In this evocative and personal short film, Don Hunstein takes us back to the streets of New York in 1963 with Bob Dylan and Suze Rotola, and shows us rare and unseen images from the Freewheelin’ sessions.
Set to the soundtrack of Dylan’s ‘Kingsport Town’, this is truly legendary stuff.
Always keen to meet and chat to the Rockarchive photographers, in 2007 Jill Furmanovsky spent an afternoon with Don Hunstein at his apartment on Upper West Side New York. Don was the staff photographer at Columbia Records for many years and has photographed countless artists and musicians throughout his illustrious career.

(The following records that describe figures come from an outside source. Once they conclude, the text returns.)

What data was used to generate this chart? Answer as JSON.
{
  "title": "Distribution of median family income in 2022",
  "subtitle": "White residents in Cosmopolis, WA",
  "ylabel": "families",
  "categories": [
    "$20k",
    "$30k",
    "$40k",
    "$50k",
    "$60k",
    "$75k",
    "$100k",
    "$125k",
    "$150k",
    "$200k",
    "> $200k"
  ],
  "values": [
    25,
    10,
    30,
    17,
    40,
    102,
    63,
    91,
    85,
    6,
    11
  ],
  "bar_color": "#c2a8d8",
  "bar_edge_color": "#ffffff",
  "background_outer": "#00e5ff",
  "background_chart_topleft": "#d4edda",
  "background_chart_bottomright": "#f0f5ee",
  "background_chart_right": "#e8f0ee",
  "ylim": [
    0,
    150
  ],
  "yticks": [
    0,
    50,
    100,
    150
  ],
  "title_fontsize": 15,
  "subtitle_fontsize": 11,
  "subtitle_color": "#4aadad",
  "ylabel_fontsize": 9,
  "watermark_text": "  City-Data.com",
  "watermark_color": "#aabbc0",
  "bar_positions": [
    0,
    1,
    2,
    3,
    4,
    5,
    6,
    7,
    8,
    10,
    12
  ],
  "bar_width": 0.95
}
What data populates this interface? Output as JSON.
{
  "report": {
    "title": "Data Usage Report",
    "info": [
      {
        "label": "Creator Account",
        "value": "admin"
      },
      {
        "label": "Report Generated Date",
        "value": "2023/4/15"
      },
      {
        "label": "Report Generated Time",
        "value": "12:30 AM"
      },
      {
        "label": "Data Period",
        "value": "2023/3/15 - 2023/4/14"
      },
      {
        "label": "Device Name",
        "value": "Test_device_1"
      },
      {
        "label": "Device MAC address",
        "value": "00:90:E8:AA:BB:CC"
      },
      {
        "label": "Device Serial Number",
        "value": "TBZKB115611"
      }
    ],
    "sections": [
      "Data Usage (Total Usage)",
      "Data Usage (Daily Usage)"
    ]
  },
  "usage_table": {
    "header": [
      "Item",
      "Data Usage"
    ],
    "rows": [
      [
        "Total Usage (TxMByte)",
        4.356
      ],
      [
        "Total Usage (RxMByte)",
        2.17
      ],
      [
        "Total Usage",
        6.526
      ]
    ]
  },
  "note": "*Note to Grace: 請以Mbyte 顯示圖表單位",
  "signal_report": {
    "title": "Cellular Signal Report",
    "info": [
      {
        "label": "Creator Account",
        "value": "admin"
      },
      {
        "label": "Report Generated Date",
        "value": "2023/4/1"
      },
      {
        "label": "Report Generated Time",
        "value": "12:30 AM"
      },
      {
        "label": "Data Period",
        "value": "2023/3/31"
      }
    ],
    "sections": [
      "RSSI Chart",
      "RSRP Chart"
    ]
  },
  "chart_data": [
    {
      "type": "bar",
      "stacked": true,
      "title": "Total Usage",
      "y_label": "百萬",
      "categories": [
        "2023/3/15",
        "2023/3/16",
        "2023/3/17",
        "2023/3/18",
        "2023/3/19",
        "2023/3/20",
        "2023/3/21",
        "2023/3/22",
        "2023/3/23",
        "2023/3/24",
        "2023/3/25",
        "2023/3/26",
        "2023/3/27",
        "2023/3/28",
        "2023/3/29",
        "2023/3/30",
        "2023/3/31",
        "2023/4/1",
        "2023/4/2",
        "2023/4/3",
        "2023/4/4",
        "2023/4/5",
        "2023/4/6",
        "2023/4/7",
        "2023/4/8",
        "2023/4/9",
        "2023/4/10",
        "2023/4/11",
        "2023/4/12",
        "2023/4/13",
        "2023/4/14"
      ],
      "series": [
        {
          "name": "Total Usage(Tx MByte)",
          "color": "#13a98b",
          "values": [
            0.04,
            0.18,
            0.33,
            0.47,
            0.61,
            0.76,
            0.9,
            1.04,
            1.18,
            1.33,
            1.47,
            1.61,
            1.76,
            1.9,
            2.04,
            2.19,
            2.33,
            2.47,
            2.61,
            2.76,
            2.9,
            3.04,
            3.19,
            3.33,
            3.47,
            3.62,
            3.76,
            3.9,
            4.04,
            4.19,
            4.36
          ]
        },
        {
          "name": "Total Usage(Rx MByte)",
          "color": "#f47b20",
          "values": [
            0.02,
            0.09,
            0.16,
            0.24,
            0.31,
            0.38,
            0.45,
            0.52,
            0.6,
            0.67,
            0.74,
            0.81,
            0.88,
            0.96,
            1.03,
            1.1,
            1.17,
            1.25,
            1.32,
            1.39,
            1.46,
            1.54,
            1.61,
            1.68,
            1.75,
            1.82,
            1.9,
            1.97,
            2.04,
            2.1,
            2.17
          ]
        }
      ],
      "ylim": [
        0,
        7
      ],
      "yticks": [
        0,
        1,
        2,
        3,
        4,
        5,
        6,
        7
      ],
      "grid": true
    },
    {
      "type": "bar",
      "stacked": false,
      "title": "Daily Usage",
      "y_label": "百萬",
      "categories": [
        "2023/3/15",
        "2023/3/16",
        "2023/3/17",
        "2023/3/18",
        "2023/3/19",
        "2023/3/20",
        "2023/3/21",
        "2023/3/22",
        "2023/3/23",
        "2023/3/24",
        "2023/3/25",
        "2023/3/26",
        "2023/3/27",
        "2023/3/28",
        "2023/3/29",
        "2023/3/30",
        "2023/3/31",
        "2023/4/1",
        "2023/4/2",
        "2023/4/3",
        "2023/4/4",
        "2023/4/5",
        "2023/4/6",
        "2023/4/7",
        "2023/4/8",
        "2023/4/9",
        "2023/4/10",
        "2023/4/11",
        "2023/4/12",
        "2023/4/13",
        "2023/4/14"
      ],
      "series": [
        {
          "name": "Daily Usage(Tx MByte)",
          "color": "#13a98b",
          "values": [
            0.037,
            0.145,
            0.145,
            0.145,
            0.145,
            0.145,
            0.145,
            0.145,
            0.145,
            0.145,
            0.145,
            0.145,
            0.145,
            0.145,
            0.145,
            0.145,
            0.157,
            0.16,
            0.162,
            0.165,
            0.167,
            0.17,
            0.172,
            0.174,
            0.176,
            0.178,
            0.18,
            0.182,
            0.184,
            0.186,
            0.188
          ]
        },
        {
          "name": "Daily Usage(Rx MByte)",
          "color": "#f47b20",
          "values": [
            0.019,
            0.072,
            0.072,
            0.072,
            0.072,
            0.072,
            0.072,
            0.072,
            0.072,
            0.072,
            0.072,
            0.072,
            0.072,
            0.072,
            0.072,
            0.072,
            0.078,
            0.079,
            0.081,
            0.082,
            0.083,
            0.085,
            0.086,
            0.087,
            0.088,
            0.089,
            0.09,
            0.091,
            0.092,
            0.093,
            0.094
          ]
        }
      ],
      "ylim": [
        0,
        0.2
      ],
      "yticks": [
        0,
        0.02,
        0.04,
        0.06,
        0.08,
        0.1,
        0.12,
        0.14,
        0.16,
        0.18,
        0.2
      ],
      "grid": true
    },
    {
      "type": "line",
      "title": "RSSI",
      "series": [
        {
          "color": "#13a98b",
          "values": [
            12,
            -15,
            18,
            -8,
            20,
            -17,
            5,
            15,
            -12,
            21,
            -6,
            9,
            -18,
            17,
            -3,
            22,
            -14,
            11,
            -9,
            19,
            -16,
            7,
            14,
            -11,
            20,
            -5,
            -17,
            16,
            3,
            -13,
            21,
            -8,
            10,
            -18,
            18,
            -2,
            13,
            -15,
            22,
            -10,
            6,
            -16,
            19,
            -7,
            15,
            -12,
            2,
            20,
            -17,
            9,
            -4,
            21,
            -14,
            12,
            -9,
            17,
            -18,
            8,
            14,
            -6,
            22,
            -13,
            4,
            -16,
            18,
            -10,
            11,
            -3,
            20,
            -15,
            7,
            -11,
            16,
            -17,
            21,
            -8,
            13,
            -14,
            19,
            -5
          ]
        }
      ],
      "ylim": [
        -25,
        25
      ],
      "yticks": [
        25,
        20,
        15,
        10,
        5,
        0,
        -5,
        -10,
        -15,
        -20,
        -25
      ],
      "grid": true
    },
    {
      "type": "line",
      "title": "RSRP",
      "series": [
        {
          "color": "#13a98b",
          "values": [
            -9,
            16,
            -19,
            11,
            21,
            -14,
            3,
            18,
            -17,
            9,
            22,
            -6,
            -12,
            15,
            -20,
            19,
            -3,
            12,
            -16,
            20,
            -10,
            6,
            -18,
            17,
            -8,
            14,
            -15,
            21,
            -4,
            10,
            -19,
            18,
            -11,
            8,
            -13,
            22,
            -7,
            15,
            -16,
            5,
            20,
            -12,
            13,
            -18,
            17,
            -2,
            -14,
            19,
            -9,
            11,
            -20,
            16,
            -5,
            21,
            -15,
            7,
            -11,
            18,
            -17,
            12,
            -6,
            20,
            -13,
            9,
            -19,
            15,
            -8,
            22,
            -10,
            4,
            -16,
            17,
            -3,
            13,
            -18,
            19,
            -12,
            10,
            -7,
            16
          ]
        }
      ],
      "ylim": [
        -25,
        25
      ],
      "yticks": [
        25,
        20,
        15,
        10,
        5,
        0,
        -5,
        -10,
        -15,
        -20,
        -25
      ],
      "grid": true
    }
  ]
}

He recounted stories of working with Miles Davis and Johnny Cash and talked about the day he photographed a young and up-and-coming Bob Dylan on the snowy streets of New York in ’63. “One roll of colour and a few quick black and whites”…resulted in one of Dylan’s most iconic album covers, The Freewheelin’. Fascinating stuff.
This conversation was recorded and filmed but, as so often happens with these kinds of things, the resulting material sat dormant, waiting for time in Jill’s busy schedule to craft it into a film.
Jill recorded conversations with several Rockarchive photographers over the years, and the vision was always to create a series of short films exploring the stories behind their iconic images.
In 2012 Yvonne McConaghy took on the role of producing these short films and together with editor Chris Ranson, produced this first in the series of documentaries for Rockarchive. P
Post production services were provided by one of London’s leading facility companies LipSync.
Set to the soundtrack of Dylan’s Kingsport Town, this film offers a fascinating vignette of a day when rock photographers had rolls of film and time to spend time with the artists without the barriers of PR and entourage.